At least risk averse to life and limb, but there's a lot of risk in applying for a D7 visa. There's a lot of money, time, and hope on the line. A lot of waiting. Risk in cranky restless behavior and more grey hair. Perhaps by the time we get approval, anywhere from 30 days to 3 months, I'll have sprouted a full grey streak that's consistent rather than dispersed.
As we wait, I'm thinking about all the places I want to explore. Places that I know living in the United States I wouldn't be able to pull off financially or time-wise. Americans get two weeks a year typically, which isn't enough vacation to do much anything with. Most of my 20s and 30s was spent using said vacation to visit family, go to weddings, do small, quick trips. The only larger trips I've taken have been in between jobs or ones I had to really fight for through the luck of getting a new job and making that one trip a requirement. But it's not the norm.
I won't be able to hop a plane or train whenever I want, but the idea of being a short flight to Paris, Rome, Morocco, Greece is intoxicating. I can get to these places faster and cheaper than I can get to say, Phoenix from here.
So, we wait. Shayne said yesterday 'day four' and I my brain was like 'oh, not you, too'. We are both counting days and fingers crossed, we'll get our approval. We're keeping busy this week with new client work and finalizing taxes. Each drop off to the Goodwill or giveaway of furniture to someone feels one step closer.
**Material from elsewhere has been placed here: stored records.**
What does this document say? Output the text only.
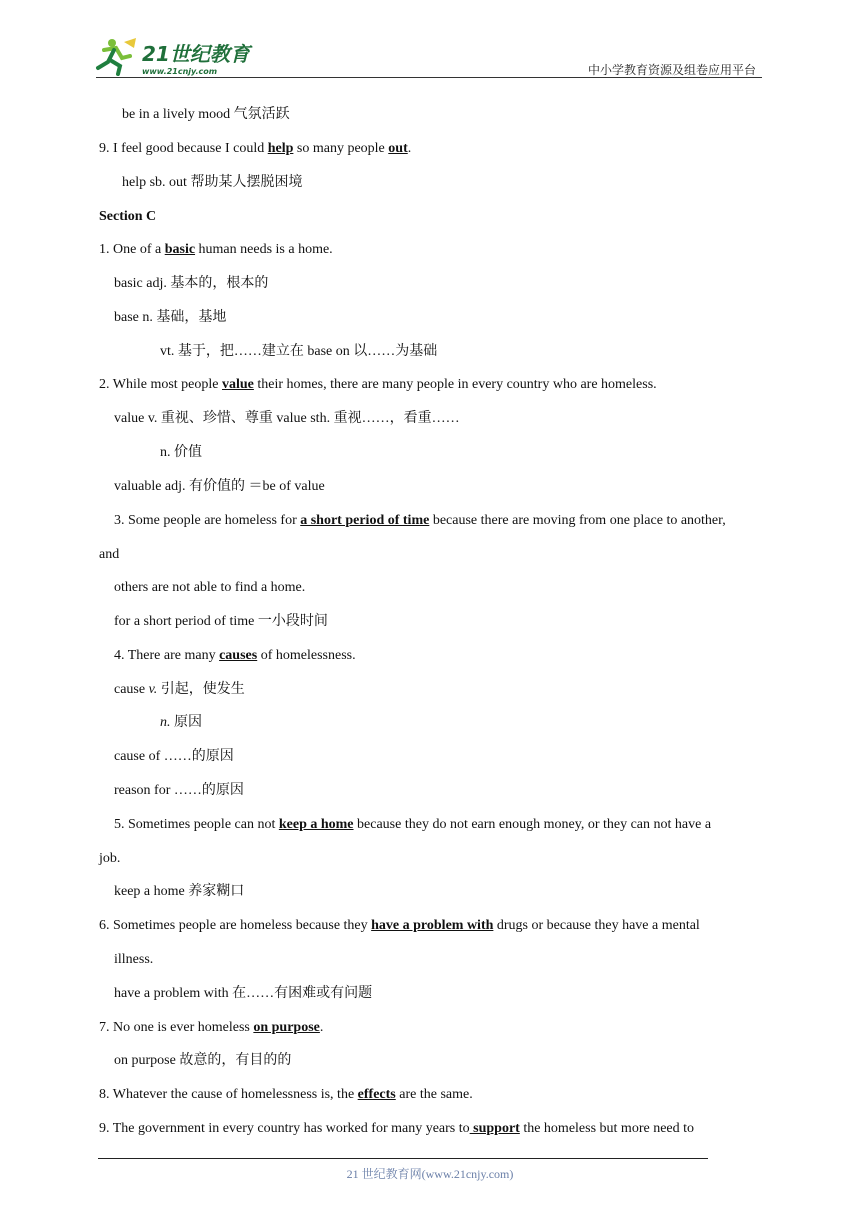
21世纪教育
www.21cnjy.com	中小学教育资源及组卷应用平台
be in a lively mood 气氛活跃
9. I feel good because I could help so many people out.
help sb. out 帮助某人摆脱困境
Section C
1. One of a basic human needs is a home.
basic adj. 基本的，根本的
base n. 基础，基地
vt. 基于，把……建立在 base on 以……为基础
2. While most people value their homes, there are many people in every country who are homeless.
value v. 重视、珍惜、尊重 value sth. 重视……，看重……
n. 价值
valuable adj. 有价值的 ＝be of value
3. Some people are homeless for a short period of time because there are moving from one place to another,
and
others are not able to find a home.
for a short period of time 一小段时间
4. There are many causes of homelessness.
cause v. 引起，使发生
n. 原因
cause of ……的原因
reason for ……的原因
5. Sometimes people can not keep a home because they do not earn enough money, or they can not have a
job.
keep a home 养家糊口
6. Sometimes people are homeless because they have a problem with drugs or because they have a mental
illness.
have a problem with 在……有困难或有问题
7. No one is ever homeless on purpose.
on purpose 故意的，有目的的
8. Whatever the cause of homelessness is, the effects are the same.
9. The government in every country has worked for many years to support the homeless but more need to
21 世纪教育网(www.21cnjy.com)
It will all close out sooner than we can fathom, we'll look back on this time in a few years and comment on how quickly it happened. A few months to close out our lives in the United States, say goodbye to friends, make piles of keep/toss, then make smaller piles of the to keep (hopefully).
Right now, the stories of what we'll explore, how we'll manage daily life are keeping me floating. I hung out with old coworkers and friends last night, so good to see familiar faces. I was told what I'm doing is brave, exciting. I never thought of it as brave, actually the opposite.
I fear not seeing these places and exploring as much as I can, my reaction after losing my parents was basically 'well, let's get to doing, because time is short'. This is me kinda coming to terms with my own mortality, how much time flies as you age, and not wanting to waste any more of the precious nectar of it. Losing parents changed my viewpoint on the world and my place in it, it supercharged me to really push the universe.
I won't be able to see the whole world once we get our visas, but it will unlock so much more to see, and it truly will be like the old campaign slogan for the credit card itself, that 'it's everywhere you want to be'. They really nailed it with that tagline. I used to hate those commercials because it was always someone somewhere that wasn't here, somewhere far away that seemed so unattainable.
I dreamed about doing this my whole life, and I'm doing it, or at least trying. I try to ask myself often now if younger me would be elated for the me now. Between this and growing out the Mom-cut-my-hair mullet, she'd be ecstatic.